Publication attributed to CBC funding*:
Zhang L, Luo Q, Shu Y, Zeng Z, Huang B, Feng Y, Zhang B, Xi Wang X, Lei Y, Ye Z, Zhao L, Cao D, Yang L, Chen X, Liu B, Wagstaff W, Reid RR, Luu HH, Haydon RC, Lee MJ, Moriatis Wolf J, Fu Z, He TC, Kang Q. Transcriptomic landscape regulated by the 14 types of bone morphogenetic proteins (BMPs) in lineage commitment and differentiation of mesenchymal stem cells (MSCs). Genes & Diseases, Available online 8 May 2019. [Epub ahead of print] (www.sciencedirect.com)
Mesenchymal stem cells (MSCs) are ubiquitously-existing multipotent progenitors that can self-renew and differentiate into multiple lineages including osteocytes, chondrocytes, adipocytes, tenocytes and myocytes. MSCs represent one of the most commonly-used adult progenitors and serve as excellent progenitor cell models for investigating lineage-specific differentiation regulated by various cellular signaling pathways, such as bone morphogenetic proteins (BMPs). As members of TGFβ superfamily, BMPs play diverse and important roles in development and adult tissues. At least 14 BMPs have been identified in mammals. Different BMPs exert distinct but overlapping biological functions. Through a comprehensive analysis of 14 BMPs in MSCs, we demonstrated that BMP9 is one of the most potent BMPs in inducing osteogenic differentiation of MSCs. Nonetheless, a global mechanistic view of BMP signaling in regulating the proliferation and differentiation of MSCs remains to be fully elucidated. Here, we conducted a comprehensive transcriptomic profiling in the MSCs stimulated by 14 types of BMPs. Hierarchical clustering analysis classifies 14 BMPs into three subclusters: an osteo/chondrogenic/adipogenic cluster, a tenogenic cluster, and BMP3 cluster. We also demonstrate that six BMPs (e.g., BMP2, BMP3, BMP4, BMP7, BMP8, and BMP9) can induce I-Smads effectively, while BMP2, BMP3, BMP4, BMP7, and BMP11 up-regulate Smad-independent MAP kinase pathway. Furthermore, we show that many BMPs can upregulate the expression of the signal mediators of Wnt, Notch and PI3K/AKT/mTOR pathways. While the reported transcriptomic changes need to be further validated, our expression profiling represents the first-of-its-kind to interrogate a comprehensive transcriptomic landscape regulated by the 14 types of BMPs in MSCs.
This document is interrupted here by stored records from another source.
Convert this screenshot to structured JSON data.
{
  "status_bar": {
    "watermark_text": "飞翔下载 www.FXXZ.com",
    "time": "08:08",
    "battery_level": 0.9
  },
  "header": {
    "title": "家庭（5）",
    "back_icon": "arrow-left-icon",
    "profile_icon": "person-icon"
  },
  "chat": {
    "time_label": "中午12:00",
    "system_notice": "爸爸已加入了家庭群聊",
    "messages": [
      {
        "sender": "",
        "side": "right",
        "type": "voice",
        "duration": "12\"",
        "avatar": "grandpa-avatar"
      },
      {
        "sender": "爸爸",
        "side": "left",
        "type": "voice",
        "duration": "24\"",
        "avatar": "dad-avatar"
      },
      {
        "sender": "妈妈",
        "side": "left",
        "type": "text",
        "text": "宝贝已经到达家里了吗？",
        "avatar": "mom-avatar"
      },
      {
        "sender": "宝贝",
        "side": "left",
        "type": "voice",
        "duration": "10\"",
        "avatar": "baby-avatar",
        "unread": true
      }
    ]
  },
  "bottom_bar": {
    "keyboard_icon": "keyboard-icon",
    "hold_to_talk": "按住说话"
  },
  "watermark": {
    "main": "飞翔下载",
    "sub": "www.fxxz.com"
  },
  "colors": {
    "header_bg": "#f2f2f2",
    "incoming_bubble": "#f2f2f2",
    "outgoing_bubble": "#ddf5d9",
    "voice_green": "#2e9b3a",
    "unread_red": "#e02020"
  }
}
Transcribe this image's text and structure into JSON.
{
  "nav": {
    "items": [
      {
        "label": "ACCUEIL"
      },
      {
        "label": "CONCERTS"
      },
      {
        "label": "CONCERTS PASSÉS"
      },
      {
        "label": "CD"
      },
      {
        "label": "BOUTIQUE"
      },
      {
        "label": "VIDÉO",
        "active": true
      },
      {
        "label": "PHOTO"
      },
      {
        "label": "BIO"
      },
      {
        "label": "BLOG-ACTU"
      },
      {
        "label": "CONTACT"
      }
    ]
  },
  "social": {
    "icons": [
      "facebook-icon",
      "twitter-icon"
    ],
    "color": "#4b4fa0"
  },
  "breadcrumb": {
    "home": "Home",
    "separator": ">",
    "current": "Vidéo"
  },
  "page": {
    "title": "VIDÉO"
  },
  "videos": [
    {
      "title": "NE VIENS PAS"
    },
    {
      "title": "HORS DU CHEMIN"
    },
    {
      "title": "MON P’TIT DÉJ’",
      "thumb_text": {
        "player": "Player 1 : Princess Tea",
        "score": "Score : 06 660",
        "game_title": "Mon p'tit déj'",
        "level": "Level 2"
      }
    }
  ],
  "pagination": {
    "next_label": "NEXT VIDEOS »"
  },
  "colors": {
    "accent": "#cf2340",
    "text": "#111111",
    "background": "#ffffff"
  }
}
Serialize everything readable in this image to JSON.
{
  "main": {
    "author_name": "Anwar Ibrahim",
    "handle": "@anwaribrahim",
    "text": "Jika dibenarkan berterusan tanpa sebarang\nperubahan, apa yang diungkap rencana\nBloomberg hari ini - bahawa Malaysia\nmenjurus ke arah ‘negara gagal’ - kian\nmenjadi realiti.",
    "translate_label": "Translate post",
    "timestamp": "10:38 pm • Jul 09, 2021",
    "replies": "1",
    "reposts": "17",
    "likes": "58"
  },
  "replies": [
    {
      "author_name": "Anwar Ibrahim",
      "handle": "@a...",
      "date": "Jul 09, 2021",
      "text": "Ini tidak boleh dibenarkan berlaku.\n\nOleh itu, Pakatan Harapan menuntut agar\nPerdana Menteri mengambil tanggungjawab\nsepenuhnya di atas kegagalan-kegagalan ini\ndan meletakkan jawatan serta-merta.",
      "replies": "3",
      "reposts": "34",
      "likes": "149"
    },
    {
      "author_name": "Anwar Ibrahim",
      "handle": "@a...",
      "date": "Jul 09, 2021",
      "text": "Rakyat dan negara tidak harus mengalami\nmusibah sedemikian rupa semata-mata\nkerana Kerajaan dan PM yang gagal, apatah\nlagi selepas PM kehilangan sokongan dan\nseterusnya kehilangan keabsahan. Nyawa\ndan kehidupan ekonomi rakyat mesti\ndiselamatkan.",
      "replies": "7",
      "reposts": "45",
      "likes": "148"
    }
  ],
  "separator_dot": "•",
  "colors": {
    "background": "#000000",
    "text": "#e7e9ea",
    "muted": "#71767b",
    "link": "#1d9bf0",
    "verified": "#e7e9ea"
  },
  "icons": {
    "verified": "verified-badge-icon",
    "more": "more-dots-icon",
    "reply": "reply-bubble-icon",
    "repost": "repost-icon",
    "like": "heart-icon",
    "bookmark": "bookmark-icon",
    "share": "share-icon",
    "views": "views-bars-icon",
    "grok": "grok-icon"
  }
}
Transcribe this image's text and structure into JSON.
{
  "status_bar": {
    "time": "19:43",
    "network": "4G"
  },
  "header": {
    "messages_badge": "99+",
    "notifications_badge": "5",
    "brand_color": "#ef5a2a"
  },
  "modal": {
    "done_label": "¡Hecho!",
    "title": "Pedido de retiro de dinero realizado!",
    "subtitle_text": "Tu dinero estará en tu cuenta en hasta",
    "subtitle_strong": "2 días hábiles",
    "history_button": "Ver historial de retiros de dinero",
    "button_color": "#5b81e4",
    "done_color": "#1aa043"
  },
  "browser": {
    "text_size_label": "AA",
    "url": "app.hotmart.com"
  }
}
The reported work was supported in part by research grants from the National Key Research and Development Program of China (2016YFC1000803), the National Institutes of Health (CA226303, DE020140 to TCH and RRR), the U.S. Department of Defense (OR130096 to JMW), the Chicago Biomedical Consortium with support from the Searle Funds at The Chicago Community Trust (RRR, TCH), the Brinson Foundation (TCH), and the Scoliosis Research Society (TCH and MJL). This project was also supported in part by The University of Chicago Cancer Center Support Grant (P30CA014599) and the National Center for Advancing Translational Sciences of the National Institutes of Health through Grant Number UL1 TR000430. TCH was supported by the Mabel Green Myers Research Endowment Fund and The University of Chicago Orthopaedic Surgery Alumni Fund. Funding sources were not involved in the study design; in the collection, analysis and interpretation of data; in the writing of the report; and in the decision to submit the paper for publication.